Toen de man Gods alles vernomen had, sprak hij: ‘Blijf dezen nacht bij mij, ik zal God bidden, dat Hij mij openbare, wat gij doen moet om voor zulk een groote misdaad vergiffenis te verkrijgen.’ Na deze woorden knielde hij voor het altaar neer. Reginald knielde naast hem en zoo baden zij tot het begon te schemeren.

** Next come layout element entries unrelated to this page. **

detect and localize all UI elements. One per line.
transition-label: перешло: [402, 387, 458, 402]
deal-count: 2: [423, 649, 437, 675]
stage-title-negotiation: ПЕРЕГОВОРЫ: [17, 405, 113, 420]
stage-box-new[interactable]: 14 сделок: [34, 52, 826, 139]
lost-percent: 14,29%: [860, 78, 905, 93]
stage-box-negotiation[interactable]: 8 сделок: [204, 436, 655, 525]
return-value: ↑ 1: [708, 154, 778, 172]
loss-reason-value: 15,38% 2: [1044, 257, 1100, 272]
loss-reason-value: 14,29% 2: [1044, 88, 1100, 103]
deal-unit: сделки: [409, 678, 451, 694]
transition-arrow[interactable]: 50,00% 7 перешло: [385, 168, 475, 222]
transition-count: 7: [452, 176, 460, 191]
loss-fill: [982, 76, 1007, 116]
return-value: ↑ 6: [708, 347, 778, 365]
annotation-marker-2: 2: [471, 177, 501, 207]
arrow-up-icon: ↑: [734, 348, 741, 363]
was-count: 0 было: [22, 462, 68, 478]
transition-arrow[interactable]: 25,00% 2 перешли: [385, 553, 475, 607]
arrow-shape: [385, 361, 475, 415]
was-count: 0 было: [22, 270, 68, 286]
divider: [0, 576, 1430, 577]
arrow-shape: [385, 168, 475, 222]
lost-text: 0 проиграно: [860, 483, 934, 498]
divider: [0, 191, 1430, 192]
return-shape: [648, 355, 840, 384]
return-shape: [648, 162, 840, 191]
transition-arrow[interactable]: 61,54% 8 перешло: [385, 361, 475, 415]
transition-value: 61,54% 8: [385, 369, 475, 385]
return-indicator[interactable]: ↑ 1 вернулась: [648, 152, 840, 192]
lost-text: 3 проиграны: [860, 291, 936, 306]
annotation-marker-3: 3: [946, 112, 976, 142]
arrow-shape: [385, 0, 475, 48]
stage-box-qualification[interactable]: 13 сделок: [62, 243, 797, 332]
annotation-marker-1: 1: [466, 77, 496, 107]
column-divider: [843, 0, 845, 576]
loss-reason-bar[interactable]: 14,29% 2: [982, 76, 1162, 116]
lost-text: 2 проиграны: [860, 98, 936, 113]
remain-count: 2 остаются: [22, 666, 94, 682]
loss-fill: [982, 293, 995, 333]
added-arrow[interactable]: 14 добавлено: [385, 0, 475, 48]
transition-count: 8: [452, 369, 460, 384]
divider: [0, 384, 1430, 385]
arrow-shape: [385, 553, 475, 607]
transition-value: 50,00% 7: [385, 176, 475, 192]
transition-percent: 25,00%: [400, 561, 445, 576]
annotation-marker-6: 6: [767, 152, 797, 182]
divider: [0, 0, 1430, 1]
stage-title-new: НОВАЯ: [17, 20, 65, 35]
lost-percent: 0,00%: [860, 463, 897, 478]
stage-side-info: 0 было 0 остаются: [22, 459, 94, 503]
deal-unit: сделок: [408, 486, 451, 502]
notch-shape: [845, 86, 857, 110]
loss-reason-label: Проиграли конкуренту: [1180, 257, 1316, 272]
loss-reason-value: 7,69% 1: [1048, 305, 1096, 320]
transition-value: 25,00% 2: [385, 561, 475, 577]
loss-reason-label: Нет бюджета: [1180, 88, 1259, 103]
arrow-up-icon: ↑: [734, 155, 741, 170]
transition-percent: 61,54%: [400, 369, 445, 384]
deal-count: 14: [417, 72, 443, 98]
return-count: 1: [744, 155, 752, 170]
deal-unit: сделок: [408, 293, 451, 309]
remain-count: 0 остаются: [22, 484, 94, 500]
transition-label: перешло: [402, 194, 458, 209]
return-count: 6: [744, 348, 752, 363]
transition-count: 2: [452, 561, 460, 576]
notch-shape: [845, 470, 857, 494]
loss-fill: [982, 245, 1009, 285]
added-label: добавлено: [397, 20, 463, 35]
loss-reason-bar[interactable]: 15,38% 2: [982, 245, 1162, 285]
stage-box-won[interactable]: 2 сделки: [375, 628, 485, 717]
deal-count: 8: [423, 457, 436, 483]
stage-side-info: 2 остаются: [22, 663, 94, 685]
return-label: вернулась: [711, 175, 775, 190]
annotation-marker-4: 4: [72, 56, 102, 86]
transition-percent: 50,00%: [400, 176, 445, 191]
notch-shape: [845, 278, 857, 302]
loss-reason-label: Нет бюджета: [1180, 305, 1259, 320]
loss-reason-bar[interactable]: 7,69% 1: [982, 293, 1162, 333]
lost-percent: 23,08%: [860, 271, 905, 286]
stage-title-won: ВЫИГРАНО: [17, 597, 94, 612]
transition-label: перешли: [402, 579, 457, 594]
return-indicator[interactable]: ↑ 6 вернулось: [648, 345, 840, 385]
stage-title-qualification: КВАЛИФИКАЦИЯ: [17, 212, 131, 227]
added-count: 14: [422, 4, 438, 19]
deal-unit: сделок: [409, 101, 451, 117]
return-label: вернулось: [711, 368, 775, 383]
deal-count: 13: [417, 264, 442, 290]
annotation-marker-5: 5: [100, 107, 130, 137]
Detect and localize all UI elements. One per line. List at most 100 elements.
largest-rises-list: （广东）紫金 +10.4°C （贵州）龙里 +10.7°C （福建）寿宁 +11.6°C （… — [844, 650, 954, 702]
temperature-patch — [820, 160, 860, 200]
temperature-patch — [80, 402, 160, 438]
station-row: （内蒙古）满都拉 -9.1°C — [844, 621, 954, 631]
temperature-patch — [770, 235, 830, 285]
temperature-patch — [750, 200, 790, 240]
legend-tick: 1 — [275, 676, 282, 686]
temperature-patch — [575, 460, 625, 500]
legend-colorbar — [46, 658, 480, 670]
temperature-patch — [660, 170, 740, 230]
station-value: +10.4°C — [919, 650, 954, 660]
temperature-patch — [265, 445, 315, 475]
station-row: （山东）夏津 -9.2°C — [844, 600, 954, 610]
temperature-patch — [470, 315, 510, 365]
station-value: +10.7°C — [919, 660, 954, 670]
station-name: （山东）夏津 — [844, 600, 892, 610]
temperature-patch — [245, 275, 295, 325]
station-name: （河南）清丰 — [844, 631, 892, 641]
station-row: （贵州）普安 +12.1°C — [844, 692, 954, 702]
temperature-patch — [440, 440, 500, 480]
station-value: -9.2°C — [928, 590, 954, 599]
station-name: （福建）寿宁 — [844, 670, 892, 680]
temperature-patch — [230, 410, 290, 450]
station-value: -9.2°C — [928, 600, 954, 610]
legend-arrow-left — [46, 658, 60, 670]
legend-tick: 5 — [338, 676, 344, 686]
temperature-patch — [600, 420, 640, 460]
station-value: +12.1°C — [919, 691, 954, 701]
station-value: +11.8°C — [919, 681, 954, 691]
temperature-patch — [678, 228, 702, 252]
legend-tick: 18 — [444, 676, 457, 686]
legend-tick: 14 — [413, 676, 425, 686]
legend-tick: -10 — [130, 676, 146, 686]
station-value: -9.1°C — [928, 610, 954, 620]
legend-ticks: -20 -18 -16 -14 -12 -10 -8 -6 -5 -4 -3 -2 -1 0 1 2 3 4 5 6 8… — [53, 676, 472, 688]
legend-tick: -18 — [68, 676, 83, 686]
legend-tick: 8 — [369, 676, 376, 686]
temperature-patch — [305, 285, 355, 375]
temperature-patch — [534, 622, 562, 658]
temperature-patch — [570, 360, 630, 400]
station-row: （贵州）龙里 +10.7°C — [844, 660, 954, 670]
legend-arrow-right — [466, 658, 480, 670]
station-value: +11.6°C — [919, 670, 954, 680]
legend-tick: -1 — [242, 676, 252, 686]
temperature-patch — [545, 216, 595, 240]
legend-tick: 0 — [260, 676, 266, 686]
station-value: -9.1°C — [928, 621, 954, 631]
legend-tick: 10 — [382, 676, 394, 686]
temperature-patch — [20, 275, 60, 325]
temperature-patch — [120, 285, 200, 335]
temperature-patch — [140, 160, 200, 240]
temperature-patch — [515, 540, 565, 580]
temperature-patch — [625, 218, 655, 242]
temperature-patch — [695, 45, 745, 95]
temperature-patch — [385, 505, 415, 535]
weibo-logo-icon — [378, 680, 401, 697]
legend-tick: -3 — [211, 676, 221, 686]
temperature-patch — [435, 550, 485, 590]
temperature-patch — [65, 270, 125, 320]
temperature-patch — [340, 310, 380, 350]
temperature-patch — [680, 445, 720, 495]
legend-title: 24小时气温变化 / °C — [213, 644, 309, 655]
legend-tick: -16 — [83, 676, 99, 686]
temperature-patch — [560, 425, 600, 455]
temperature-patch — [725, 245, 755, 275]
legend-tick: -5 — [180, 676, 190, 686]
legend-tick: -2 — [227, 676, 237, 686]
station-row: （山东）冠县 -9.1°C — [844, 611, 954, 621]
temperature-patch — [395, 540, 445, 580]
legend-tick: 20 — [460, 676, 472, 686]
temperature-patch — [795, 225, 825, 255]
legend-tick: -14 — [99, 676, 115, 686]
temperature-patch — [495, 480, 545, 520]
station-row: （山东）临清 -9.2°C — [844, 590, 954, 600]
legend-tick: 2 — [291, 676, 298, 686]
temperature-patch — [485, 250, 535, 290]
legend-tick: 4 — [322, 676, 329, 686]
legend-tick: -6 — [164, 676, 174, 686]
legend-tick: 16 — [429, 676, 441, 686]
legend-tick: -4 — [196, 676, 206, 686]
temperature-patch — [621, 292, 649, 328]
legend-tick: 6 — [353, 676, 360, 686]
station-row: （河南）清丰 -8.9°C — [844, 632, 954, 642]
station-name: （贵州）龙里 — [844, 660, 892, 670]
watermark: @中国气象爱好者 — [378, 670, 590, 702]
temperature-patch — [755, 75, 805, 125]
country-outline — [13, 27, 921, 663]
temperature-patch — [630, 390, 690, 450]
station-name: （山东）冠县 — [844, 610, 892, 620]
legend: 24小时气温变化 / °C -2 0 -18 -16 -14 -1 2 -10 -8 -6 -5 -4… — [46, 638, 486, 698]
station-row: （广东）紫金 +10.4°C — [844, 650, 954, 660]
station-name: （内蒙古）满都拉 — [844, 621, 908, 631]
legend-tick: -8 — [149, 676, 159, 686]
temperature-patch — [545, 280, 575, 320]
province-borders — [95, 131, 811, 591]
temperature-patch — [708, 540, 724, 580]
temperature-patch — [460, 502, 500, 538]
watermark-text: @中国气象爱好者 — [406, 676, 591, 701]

Toen de morgen aanbrak, zei de kluizenaar: ‘De hemel heeft mij dit ingegeven: gij zult, als een ootmoedig pelgrim, van hier uit gedurig naar het noorden gaan, tot gij geen aarde meer onder uw voeten hebt; daar zal u een teeken verder raden.’ Reginald antwoordde deemoedig ‘amen’, vroeg den heiligen man zijn zegen, trad voor de Godslamp, waar hij op bevel van den kluizenaar de haarlok van Alix in de vlam hield en tot asch liet verteeren.
Nu verliet hij de kapel en ging als pelgrim verder en verder, altijd naar het noorden. Met hem gingen twee gedaanten, aan zijn linker een zwarte en aan zijn rechter een witte. De zwarte hield hem de verlokkingen van de wereld voor, terwijl de blanke gedaante hem versterkte in zijn goede voornemens van boete en hem tegenover de genietingen van de wereld, de eeuwige vreugden van den Hemel stelde.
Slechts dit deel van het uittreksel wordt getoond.